Aperitivo salato: perché le acciughe del Cantabrico sono diventate più care del tuo vino naturale

Conto salato

Spoiler: non è una metafora. Nel 2024 le alici più amate d’Europa sono aumentate del +19%. E ora il crostino burro e acciughe rischia di finire sotto chiave.

Un tempo bastavano due filetti e un gesto sicuro col coltello da burro per sentirsi signori dell’aperitivo. Oggi servono anche una carta di credito elastica e una certa dose di autocoscienza sociale: le acciughe del Cantabrico, regine indiscusse dei crostini eleganti, sono ufficialmente diventate un bene da intenditori.

Secondo quanto riportato da Il Sole 24 Ore, nel 2024 il prezzo medio è salito del 19%, complice la scarsità di materia prima, la pesca contingentata, una richiesta sempre più alta da parte della ristorazione di fascia alta e—va detto—la nostra dipendenza emotiva da questo piccolo pesce sapido.

Ma cosa significa tutto questo per noi che l’aperitivo lo prendiamo sul serio? Molto più di quanto sembri.

Da rito popolare a gesto deluxe

C’è stato un momento in cui il crostino burro e alici era la risposta colta e accessibile al solito tagliere affettati&formaggi. Un sorso di bollicine secche, un piccolo pane tostato, un’acciuga a cavallo come se stesse attraversando la steppa: perfetto.

Oggi, invece, la stessa acciuga, se proviene dalle acque fredde e tempestose del Cantabrico, se è filettata a mano e immersa in olio d’oliva selezionato, può costare fino a 300€/kg, ovvero più di un Brunello Riserva.

È ancora un crostino, ma con l’aura del tartufo bianco.

Il problema non è solo economico (ma anche sì)

L’aumento non è casuale: le quote di pesca in Spagna si sono ridotte per preservare la specie, mentre i marchi premium hanno alzato la qualità e i prezzi. Questo ha scatenato due fenomeni:

  • i locali “gastronomici” propongono la lattina singola d’acciughe artigianali come antipasto da condividere (non è una battuta);
  • i bar più smart cominciano a cercare alternative italiane, più sostenibili e meno quotate in Borsa.

E per noi clienti affezionati al sapore umami che apre la fame meglio di una campagna pubblicitaria? Restano due opzioni: pagare il prezzo pieno o cambiare rituale.

Tre alternative al crostino burro e alici che non temono l’inflazione

Pane, olio e bottarga grattugiata

Un sapore ancora intenso, marino, salino.
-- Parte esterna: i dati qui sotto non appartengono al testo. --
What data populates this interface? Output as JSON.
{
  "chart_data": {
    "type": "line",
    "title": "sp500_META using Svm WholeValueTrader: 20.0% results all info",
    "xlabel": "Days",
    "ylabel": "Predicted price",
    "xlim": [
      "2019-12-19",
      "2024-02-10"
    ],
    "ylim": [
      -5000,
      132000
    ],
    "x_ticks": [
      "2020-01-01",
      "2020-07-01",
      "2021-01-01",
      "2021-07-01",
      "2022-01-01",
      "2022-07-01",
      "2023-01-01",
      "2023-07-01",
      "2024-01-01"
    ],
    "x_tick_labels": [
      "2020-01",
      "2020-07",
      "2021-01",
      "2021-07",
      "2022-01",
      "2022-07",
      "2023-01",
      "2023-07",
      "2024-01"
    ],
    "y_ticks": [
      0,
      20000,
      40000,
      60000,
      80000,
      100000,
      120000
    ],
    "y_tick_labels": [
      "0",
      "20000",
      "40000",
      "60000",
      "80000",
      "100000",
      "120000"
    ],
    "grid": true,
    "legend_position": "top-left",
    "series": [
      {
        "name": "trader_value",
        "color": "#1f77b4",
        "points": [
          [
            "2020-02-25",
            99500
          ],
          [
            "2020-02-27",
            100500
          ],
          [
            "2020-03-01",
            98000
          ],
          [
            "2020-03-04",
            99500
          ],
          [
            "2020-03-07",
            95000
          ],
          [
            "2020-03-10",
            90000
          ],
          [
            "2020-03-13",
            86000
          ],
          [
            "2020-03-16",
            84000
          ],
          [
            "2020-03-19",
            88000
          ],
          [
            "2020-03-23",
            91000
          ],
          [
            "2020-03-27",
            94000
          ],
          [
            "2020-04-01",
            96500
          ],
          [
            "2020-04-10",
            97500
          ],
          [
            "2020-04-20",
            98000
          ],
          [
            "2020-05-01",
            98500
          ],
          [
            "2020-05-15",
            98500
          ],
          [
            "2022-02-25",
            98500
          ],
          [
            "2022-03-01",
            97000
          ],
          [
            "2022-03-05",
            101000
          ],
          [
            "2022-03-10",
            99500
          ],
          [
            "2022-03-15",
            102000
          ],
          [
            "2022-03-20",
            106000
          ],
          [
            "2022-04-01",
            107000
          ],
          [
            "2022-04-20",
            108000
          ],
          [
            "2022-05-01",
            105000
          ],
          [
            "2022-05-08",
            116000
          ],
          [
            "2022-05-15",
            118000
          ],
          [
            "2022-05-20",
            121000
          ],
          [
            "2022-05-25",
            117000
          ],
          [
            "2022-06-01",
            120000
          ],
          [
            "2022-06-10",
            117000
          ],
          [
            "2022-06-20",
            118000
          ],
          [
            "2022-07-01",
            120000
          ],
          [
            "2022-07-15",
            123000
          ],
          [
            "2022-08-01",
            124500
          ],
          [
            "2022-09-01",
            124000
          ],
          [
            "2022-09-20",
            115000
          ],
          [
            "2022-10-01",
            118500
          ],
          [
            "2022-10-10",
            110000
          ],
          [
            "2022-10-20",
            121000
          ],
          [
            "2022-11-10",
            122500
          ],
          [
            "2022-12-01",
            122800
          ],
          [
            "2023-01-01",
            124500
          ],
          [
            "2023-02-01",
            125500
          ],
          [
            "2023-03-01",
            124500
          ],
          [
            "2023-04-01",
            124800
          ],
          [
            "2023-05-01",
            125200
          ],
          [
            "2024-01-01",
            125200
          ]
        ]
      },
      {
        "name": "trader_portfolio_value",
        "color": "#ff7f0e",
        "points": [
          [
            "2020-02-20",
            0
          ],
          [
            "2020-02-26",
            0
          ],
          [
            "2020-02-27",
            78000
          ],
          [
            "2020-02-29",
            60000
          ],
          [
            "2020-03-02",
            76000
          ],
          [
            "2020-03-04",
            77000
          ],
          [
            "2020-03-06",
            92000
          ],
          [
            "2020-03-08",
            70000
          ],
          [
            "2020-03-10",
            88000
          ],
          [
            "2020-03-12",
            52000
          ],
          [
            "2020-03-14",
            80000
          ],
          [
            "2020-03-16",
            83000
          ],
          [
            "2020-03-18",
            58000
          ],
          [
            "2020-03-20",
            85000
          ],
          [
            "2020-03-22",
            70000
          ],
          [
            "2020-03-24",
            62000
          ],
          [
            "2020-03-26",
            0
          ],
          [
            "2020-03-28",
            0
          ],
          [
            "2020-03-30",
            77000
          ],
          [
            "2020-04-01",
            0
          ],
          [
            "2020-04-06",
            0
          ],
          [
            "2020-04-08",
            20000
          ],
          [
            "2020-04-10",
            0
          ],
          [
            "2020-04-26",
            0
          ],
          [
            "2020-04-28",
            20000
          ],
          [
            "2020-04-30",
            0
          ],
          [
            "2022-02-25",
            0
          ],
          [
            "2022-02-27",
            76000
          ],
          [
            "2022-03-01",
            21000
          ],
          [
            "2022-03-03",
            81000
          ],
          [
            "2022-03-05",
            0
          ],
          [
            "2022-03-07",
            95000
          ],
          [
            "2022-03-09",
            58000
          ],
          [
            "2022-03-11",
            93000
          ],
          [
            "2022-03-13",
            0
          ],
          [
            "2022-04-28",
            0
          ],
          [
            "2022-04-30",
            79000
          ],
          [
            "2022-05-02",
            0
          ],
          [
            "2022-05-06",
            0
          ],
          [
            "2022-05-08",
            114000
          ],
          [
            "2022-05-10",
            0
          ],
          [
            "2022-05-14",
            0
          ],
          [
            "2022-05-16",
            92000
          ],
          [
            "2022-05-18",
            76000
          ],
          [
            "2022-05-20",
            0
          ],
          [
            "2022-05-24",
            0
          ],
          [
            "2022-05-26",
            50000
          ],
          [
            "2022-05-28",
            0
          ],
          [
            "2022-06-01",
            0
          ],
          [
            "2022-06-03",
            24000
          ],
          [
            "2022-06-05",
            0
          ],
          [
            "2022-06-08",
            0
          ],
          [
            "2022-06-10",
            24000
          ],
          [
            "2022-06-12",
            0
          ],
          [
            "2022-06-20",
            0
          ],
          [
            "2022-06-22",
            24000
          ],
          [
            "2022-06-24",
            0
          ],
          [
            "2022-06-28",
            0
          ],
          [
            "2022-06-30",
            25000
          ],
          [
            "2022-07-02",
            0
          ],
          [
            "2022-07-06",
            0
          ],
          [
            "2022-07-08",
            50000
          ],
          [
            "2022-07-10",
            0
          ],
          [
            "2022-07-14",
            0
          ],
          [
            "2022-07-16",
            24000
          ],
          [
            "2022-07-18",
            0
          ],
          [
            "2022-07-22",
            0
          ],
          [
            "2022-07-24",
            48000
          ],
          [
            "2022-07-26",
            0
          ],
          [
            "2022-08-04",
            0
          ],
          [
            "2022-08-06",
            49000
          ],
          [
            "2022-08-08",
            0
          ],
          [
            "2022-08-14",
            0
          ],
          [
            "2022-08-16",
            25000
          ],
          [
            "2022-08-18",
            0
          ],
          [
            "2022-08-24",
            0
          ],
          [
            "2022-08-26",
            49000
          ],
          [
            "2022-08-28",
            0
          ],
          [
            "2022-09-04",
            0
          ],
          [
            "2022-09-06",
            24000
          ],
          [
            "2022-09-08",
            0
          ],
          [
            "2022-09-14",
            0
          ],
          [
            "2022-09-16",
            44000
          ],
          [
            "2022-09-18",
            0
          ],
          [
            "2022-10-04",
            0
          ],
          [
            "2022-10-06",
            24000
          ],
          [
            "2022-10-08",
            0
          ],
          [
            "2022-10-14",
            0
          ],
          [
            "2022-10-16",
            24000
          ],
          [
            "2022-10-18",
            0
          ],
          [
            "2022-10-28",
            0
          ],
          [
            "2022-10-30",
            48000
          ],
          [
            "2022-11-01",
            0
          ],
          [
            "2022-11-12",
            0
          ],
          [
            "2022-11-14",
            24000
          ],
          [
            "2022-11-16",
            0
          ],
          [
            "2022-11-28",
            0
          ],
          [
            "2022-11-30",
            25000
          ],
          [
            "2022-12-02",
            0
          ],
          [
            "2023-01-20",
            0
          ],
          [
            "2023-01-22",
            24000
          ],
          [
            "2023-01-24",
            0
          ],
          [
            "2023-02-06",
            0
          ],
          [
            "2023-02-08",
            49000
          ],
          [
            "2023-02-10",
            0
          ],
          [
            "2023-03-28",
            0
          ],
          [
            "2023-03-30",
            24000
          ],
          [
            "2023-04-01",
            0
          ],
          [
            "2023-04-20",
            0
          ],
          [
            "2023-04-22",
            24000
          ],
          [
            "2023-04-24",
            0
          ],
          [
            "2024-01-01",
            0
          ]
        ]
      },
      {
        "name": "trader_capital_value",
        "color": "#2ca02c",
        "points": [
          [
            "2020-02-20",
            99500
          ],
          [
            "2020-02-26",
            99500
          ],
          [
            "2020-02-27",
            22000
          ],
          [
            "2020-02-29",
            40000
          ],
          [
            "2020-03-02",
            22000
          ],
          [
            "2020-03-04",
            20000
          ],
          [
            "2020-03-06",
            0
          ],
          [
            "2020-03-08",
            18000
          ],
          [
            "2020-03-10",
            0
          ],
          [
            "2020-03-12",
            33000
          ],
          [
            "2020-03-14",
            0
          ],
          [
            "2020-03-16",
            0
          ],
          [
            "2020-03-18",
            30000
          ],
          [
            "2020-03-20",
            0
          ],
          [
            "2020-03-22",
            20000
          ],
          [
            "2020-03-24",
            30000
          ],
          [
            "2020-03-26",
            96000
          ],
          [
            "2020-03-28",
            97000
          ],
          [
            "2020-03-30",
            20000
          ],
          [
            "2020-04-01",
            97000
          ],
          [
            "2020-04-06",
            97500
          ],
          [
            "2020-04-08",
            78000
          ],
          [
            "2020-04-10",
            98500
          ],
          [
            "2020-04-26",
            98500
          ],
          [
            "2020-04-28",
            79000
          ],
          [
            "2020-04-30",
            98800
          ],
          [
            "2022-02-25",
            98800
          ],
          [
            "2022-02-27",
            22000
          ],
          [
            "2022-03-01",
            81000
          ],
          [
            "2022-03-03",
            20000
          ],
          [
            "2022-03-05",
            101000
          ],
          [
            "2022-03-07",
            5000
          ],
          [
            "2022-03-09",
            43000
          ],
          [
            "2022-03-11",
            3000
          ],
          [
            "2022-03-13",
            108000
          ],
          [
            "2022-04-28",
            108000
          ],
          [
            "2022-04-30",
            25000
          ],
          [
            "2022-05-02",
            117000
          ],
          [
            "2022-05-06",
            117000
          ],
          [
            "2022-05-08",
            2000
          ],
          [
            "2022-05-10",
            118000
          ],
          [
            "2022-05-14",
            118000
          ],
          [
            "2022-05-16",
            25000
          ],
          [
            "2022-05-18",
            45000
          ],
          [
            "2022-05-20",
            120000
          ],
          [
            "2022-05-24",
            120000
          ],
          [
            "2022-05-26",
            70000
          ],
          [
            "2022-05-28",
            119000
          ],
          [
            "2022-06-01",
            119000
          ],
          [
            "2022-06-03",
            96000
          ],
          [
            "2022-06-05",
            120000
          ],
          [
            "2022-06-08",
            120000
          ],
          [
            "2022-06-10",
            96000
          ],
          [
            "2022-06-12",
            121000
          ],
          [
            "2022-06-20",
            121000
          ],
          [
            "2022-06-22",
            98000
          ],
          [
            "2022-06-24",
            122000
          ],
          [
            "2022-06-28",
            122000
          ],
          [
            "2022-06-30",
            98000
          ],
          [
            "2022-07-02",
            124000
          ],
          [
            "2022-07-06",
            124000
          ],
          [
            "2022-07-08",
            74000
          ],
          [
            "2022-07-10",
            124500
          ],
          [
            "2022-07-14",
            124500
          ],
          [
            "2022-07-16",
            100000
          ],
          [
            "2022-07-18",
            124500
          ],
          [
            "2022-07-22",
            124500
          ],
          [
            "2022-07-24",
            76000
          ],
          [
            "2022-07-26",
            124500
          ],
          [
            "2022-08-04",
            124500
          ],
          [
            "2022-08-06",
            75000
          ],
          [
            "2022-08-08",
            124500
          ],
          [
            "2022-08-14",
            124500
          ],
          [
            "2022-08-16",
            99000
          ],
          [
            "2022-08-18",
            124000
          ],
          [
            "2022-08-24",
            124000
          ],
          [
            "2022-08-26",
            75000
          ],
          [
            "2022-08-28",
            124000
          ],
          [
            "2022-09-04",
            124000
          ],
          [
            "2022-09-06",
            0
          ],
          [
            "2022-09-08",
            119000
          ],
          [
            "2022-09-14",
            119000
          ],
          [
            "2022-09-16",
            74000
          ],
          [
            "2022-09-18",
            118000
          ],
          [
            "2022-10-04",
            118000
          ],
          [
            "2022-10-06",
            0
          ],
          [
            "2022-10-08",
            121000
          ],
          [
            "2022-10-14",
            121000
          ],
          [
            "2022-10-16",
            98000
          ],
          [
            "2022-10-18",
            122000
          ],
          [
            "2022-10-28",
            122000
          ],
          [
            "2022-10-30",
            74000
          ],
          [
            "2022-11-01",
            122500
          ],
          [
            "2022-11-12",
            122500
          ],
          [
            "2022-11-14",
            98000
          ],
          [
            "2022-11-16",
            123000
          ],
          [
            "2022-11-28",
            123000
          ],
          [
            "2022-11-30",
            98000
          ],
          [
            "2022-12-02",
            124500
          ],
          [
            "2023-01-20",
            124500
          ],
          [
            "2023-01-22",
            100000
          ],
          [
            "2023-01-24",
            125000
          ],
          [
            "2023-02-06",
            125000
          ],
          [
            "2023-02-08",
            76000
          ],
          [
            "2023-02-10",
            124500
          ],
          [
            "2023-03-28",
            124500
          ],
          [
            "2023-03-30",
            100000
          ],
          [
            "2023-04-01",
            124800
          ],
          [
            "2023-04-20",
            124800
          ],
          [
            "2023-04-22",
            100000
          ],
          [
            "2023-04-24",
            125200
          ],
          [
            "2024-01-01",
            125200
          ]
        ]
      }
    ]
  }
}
La bottarga (sarda o di muggine) è un investimento, ma una spolverata basta per 10 aperitivi.

Pairing: vino bianco fermo da uve autoctone, tipo un Vermentino gallurese.

Sgombro sott’olio, ma buono

Il cugino proletario dell’acciuga, finalmente rivalutato: basta sceglierlo da produttori piccoli (anche italiani!) e servirlo su crema di patate o stracciatella.

Pairing: bollicina rustica, tipo Lambrusco ancestrale.

Pomodoro confit, alici italiane e croccante di pane

Se proprio non vuoi rinunciare all’alice, punta su quelle nostrane (Sicilia, Liguria, Campania), abbinale con verdure estive in dolcezza e gioca con le texture.

Pairing: un cocktail salato leggero, tipo un Vermouth spritzato con soda e scorza.

L’aperitivo che resiste e si reinventa

Le acciughe del Cantabrico sono ancora buone. Anzi, forse lo sono più che mai. Ma oggi raccontano una storia diversa: quella di un cibo pop diventato simbolo di status, di filiera, di resistenza. Ed è proprio qui che l’aperitivo, come gesto sociale e rituale collettivo, ha la sua forza: nel sapere adattarsi, cambiare forma, ma restare se stesso.

Anche senza alici spagnole da 3 euro al filetto.